Back in the early aughts, when digital publications (or “blogs” as they were then known without derision) became the main way that readers engaged with news stories, comment sections were still communities where like-minded readers could impress each other with their knowledge and wit. They weren’t always nice or on-topic, and on some sites, the growing presence of trolls made comment moderators more vital.
But recently, many publications have decided to kill comments altogether, since the real conversation is happening on Twitter, Reddit and Facebook (META).
Last week, Kara Swisher and Walt Mossberg announced that Re/code, their almost year-old site devoted to covering the tech industry, was eliminating comments.
“We thought about this decision long and hard, since we do value reader opinion,” Mr. Mossberg and Ms. Swisher wrote. “But we concluded that, as social media has continued its robust growth, the bulk of discussion of our stories is increasingly taking place there, making onsite comments less and less used and less and less useful. In effect, we believe that social media is the new arena for commenting, replacing the old onsite approach that dates back many years.”
The announcement prompted a slew of comments … on Twitter.
“I very much hope @recode’s decision to kill its comments section is widely copied by other news sites,” The New York Times technology writer Farhad Manjoo tweeted. (When reached by the Observer, Mr. Manjoo declined to comment further on his tweet about comments.)
“Thanks! But we are not starting a crusade, just doing what we think makes sense for us,” Mr. Mossberg replied, on Twitter.
Crusade or not, Re/code is not alone in getting rid of commenting forums.
Reuters did away with comments last month. Earlier this year, publications including The Chicago Sun-Times and Popular Science got rid of the commenting function. Other titles, including The New Yorker and The New York Times selectively allow comments on some stories but not others.
Even a reading series devoted to reading Internet comments out loud has noticed the trend. “A lot of our readers opt to share tweets that have been directed at them in response to things they’ve written on various sites (as opposed to responses they’re getting to things they’ve tweeted),” said Jolie Kerr, a writer and columnist who co-hosts “SAY IT TO MY FACE: Confronting the Comments Section” at Housing Works.

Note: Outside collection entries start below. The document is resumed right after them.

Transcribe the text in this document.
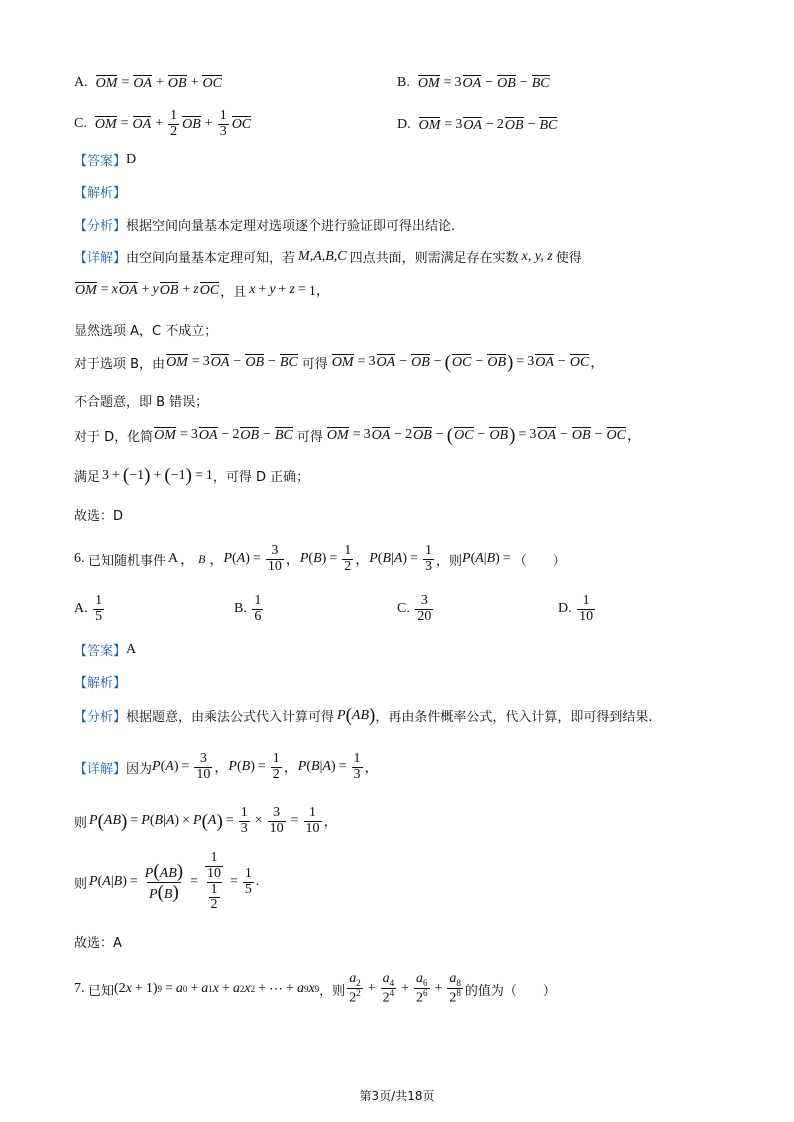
A.
OM = OA + OB + OC	B.
OM = 3 OA − OB − BC
C.
OM = OA + $\frac{1}{2}$ OB + $\frac{1}{3}$ OC	D.
OM = 3 OA − 2 OB − BC
【答案】 D
【解析】
【分析】 根据空间向量基本定理对选项逐个进行验证即可得出结论.
【详解】 由空间向量基本定理可知，若 M,A,B,C 四点共面，则需满足存在实数 x, y, z 使得
OM = x OA + y OB + z OC ，且 x + y + z = 1，
显然选项 A，C 不成立；
对于选项 B，由 OM = 3 OA − OB − BC 可得 OM = 3 OA − OB − ( OC − OB ) = 3 OA − OC ，
不合题意，即 B 错误；
对于 D，化简 OM = 3 OA − 2 OB − BC 可得 OM = 3 OA − 2 OB − ( OC − OB ) = 3 OA − OB − OC ，
满足 3 + ( −1 ) + ( −1 ) = 1 ，可得 D 正确；
故选：D
6.
已知随机事件 A ， B ， P ( A ) = $\frac{3}{10}$ ， P ( B ) = $\frac{1}{2}$ ， P ( B | A ) = $\frac{1}{3}$ ，则 P ( A | B ) = （　　）
A.
$\frac{1}{5}$	B.
$\frac{1}{6}$	C.
$\frac{3}{20}$	D.
$\frac{1}{10}$
【答案】 A
【解析】
【分析】 根据题意，由乘法公式代入计算可得 P ( AB ) ，再由条件概率公式，代入计算，即可得到结果.
【详解】 因为 P ( A ) = $\frac{3}{10}$ ， P ( B ) = $\frac{1}{2}$ ， P ( B | A ) = $\frac{1}{3}$ ，
则 P ( AB ) = P ( B | A ) × P ( A ) = $\frac{1}{3} \times \frac{3}{10} = \frac{1}{10}$ ，
则 P ( A | B ) = $\frac{P(AB)}{P(B)} = \frac{\frac{1}{10}}{\frac{1}{2}} = \frac{1}{5}$ .
故选：A
7.
已知 (2 x + 1) 9 = a 0 + a 1 x + a 2 x 2 + ⋯ + a 9 x 9 ，则 $\frac{a_2}{2^2} + \frac{a_4}{2^4} + \frac{a_6}{2^6} + \frac{a_8}{2^8}$ 的值为（　　）
第3页/共18页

In June, The New York Times and The Washington Post announced a project with Firefox’s Mozilla to develop a platform for reader comments tailored to the needs of news organizations. The project, which is funded by a grant of roughly $3.9 million from the John S. and James L. Knight Foundation and is expected to take two years to complete, points to the difficulty that media outlets have had grappling with the challenges of policing a comment section.
These communities, of course, do often devolve into a free-for-all. In August, Jezebel staffers used their blog to publicly draw attention to the violent rape imagery that they were being subjected to in the comment section on the company’s own publishing platform. In response, Gawker media reinstituted a system of pending comments, meaning that comments that haven’t been approved are, while visible, labeled as such.

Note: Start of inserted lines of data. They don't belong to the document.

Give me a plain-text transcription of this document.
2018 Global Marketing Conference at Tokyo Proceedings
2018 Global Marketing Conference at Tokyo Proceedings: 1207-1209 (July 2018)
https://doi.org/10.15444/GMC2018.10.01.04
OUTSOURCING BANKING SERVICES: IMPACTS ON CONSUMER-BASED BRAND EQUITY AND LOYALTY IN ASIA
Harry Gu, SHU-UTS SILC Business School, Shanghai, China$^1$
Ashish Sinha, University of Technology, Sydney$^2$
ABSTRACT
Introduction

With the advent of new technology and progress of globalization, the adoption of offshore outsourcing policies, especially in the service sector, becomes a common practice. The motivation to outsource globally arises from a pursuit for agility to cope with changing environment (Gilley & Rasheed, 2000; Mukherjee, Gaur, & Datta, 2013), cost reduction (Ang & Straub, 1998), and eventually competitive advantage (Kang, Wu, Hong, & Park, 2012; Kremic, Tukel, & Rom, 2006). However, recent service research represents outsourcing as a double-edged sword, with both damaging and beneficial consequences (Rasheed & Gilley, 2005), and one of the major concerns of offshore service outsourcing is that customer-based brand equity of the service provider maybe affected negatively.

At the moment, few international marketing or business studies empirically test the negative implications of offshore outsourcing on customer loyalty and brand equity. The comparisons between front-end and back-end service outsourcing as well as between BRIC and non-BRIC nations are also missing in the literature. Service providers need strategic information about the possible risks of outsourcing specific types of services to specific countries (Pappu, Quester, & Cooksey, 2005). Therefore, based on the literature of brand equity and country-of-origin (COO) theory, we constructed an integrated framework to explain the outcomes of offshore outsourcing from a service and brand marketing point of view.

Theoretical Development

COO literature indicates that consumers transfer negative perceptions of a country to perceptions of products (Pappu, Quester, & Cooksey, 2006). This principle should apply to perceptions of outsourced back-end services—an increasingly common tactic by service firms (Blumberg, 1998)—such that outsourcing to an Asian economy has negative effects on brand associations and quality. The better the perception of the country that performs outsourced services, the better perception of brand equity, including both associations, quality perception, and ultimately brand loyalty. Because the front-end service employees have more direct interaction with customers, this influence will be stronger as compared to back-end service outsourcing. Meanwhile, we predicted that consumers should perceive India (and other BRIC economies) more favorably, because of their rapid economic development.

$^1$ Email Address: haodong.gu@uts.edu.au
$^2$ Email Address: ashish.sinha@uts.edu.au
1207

“Blogs are like restaurants: no matter how good the food is, the customer is also there for the hubbub,” said Gawker media owner Nick Denton, who has an evangelical-like zeal when it comes to Kinja, his publishing platform that seeks to knock down the divide between writer and commenter. “Gawker and its sibling sites have always relied on readers for insight and information. So for us, it’s not an option to give up on comments.”
Another person who commented on Mr. Manjoo’s tweet was Mathew Ingram, a senior writer at tech site GigaOm and a vocal defender of comments.

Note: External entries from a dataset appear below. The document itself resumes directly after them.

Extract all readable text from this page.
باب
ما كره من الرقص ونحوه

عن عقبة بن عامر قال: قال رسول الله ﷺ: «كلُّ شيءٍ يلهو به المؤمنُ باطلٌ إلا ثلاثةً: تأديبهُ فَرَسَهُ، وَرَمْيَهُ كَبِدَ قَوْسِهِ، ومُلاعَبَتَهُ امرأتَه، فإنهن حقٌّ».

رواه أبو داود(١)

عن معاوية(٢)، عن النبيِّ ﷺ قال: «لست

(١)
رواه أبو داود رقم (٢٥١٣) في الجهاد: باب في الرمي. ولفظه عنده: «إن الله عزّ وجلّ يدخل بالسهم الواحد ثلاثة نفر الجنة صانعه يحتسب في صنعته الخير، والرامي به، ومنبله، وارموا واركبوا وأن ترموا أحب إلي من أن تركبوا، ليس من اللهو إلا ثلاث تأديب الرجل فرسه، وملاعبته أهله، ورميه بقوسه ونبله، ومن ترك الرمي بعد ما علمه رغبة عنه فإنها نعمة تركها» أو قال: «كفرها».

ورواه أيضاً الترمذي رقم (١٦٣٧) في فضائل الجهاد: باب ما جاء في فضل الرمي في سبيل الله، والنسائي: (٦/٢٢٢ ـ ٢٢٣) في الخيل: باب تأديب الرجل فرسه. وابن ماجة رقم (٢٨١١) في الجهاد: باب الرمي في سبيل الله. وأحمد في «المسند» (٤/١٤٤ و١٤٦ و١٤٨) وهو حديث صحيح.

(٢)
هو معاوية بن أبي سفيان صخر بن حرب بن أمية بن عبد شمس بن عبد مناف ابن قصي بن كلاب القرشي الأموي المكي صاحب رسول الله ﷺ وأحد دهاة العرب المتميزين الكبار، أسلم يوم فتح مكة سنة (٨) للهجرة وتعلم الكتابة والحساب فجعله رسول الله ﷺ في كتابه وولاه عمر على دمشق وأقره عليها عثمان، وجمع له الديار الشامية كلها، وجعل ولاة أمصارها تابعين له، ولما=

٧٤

“It’s not that you shouldn’t be on Twitter or Facebook. Obviously, you should,” Mr. Ingram told the Observer when we asked for comment on his tweet. “But if you close off an entire avenue of discussion with your readers, I think you are saying something, which is that only people who are on Twitter and Facebook matter. You are giving a lot of power and value to those networks that should arguably be yours.”
And that may be one of the most glaring problems with outsourcing comment sections to tech companies: losing control and reader engagement.
“The relationship with your readers is one of the most powerful things you have, so to just sort of give that away to someone else seems shortsighted,” Mr. Ingram continued. While he acknowledged that it is difficult for many news organizations to devote the resources to moderating comments, he thinks the answer is to make them better, not get rid of them.
Indeed, that was the conclusion reached by The New York Times and The Washington Post when they decided to devote resources to developing a better commenting platform. The newspapers “considered buying available software” but decided to build their own, in part because it would “allow the publisher to retain valuable user data instead of handing it to a third party.”
But Mr. Denton, while committed to comments on his blog network, doesn’t think they’re necessary for all organizations.
“Both are viable strategies,” he said. “The only mistake is to keep comments and neglect them.”